Weddings, funerals and a controversial Soap opera.

Sana'a, Yemen 2008

Weddings are a daily occurrence in the months leading up to Ramadan when weddings do not take place. In the Islamic world, the time frame between the official marriage contract signing and the wedding may be a few days, or it may be months.  But although the contract signing is the official one, the couple do not live together until the actual celebration of it, married or not. There may be many reasons for the delay; financial, waiting for distant family members to be there at the same time, a death in the family etc.  Weddings in the Islamic world are extremely expensive affairs and Yemen is no exception;  hospitality is expected to be lavish and the whole neighborhood or community is invited, everyone must be fed and a meal is nothing without meat, qat must be procured at the very least for the males of the families involved and in the case of wealthier families, for everyone, women need clothes and the bride needs a dowry including jewelry, and everything has gone up in price including gold, qat and lamb!

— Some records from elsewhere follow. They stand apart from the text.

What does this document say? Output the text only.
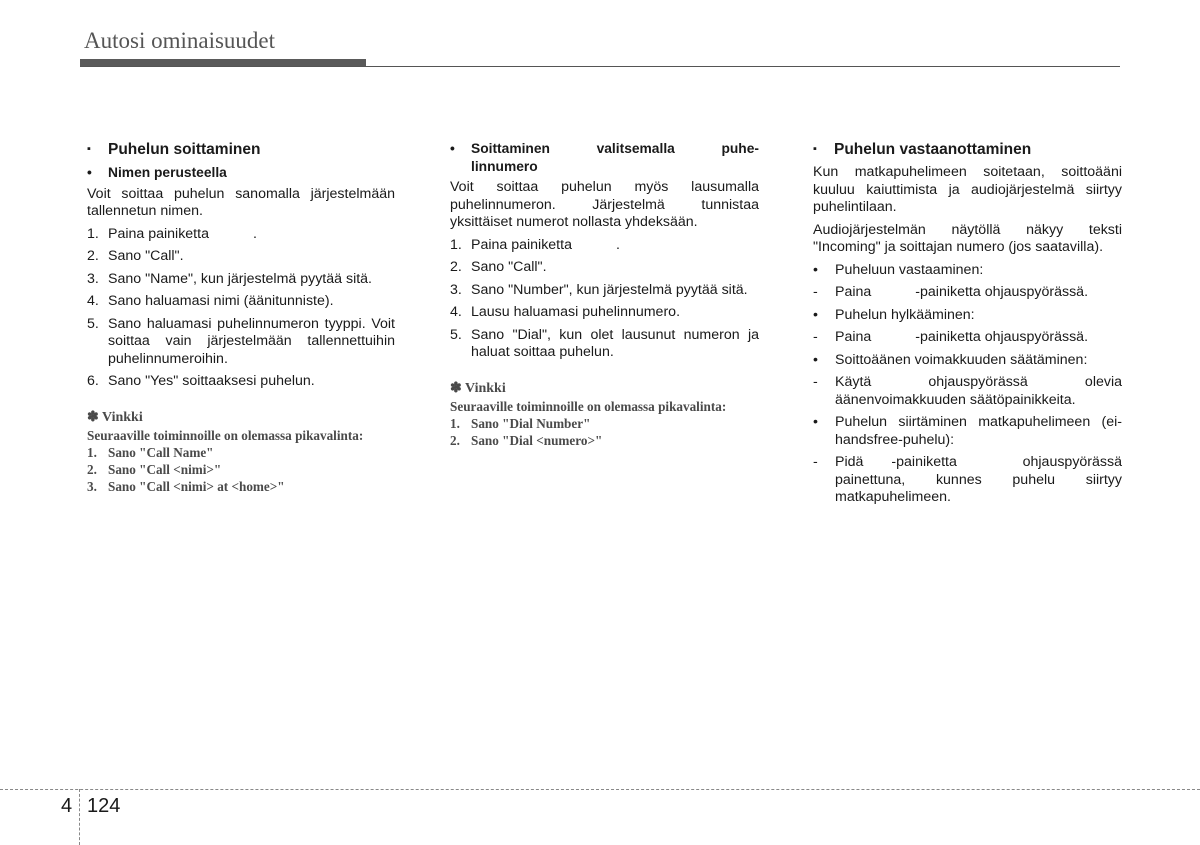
Autosi ominaisuudet
▪	Puhelun soittaminen
•	Nimen perusteella

Voit soittaa puhelun sanomalla järjestelmään tallennetun nimen.

1. Paina painiketta	.
2. Sano "Call".
3. Sano "Name", kun järjestelmä pyytää sitä.
4. Sano haluamasi nimi (äänitunniste).
5. Sano haluamasi puhelinnumeron tyyppi. Voit soittaa vain järjestelmään tallennettuihin puhelinnumeroihin.
6. Sano "Yes" soittaaksesi puhelun.
✽ Vinkki

Seuraaville toiminnoille on olemassa pikavalinta:

1. Sano "Call Name"
2. Sano "Call <nimi>"
3. Sano "Call <nimi> at <home>"
•	Soittaminen valitsemalla puhe-
linnumero

Voit soittaa puhelun myös lausumalla puhelinnumeron. Järjestelmä tunnistaa yksittäiset numerot nollasta yhdeksään.

1. Paina painiketta	.
2. Sano "Call".
3. Sano "Number", kun järjestelmä pyytää sitä.
4. Lausu haluamasi puhelinnumero.
5. Sano "Dial", kun olet lausunut numeron ja haluat soittaa puhelun.
✽ Vinkki

Seuraaville toiminnoille on olemassa pikavalinta:

1. Sano "Dial Number"
2. Sano "Dial <numero>"
▪	Puhelun vastaanottaminen

Kun matkapuhelimeen soitetaan, soittoääni kuuluu kaiuttimista ja audiojärjestelmä siirtyy puhelintilaan.

Audiojärjestelmän näytöllä näkyy teksti "Incoming" ja soittajan numero (jos saatavilla).

•	Puheluun vastaaminen:
-	Paina	-painiketta ohjauspyörässä.
•	Puhelun hylkääminen:
-	Paina	-painiketta ohjauspyörässä.
•	Soittoäänen voimakkuuden säätäminen:
-	Käytä ohjauspyörässä olevia äänenvoimakkuuden säätöpainikkeita.
•	Puhelun siirtäminen matkapuhelimeen (ei-handsfree-puhelu):
-	Pidä -painiketta ohjauspyörässä painettuna, kunnes puhelu siirtyy matkapuhelimeen.
4 124
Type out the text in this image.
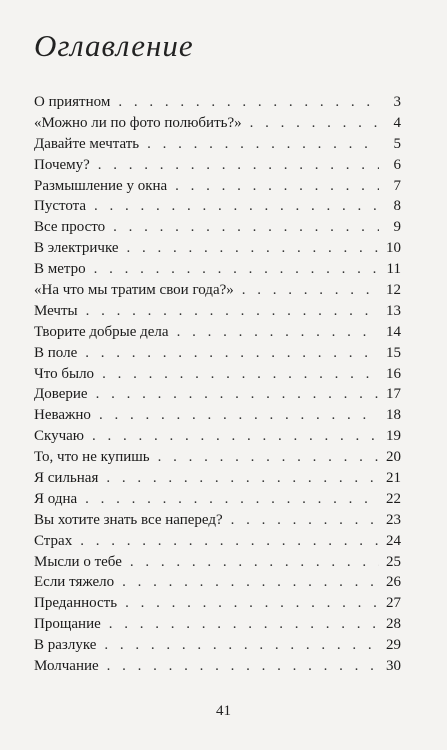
Оглавление
О приятном . . .	3
«Можно ли по фото полюбить?» . . .	4
Давайте мечтать . . .	5
Почему? . . .	6
Размышление у окна . . .	7
Пустота . . .	8
Все просто . . .	9
В электричке . . .	10
В метро . . .	11
«На что мы тратим свои года?» . . .	12
Мечты . . .	13
Творите добрые дела . . .	14
В поле . . .	15
Что было . . .	16
Доверие . . .	17
Неважно . . .	18
Скучаю . . .	19
То, что не купишь . . .	20
Я сильная . . .	21
Я одна . . .	22
Вы хотите знать все наперед? . . .	23
Страх . . .	24
Мысли о тебе . . .	25
Если тяжело . . .	26
Преданность . . .	27
Прощание . . .	28
В разлуке . . .	29
Молчание . . .	30
41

Women celebrate at home and/or in special halls rented for the occasion with fancy food, shishas and qat, as well as loud music live or taped, while for the men, huge tents are erected throughout the city where they wander in and out as and when they can, gathering to chat, smoke, chew qat and dance. There is almost always an oud player. (An oud being a fretless, 11-stringed instrument shaped like an old-fashioned lute – the word lute itself coming from the Arabic – 'al-oud'.) 

Fortunately the oud player and singer who sings at weddings in my area is excellent and I am treated to a free concert every second or third week. I say fortunate, because he plays until 0315 and then the Imam takes over.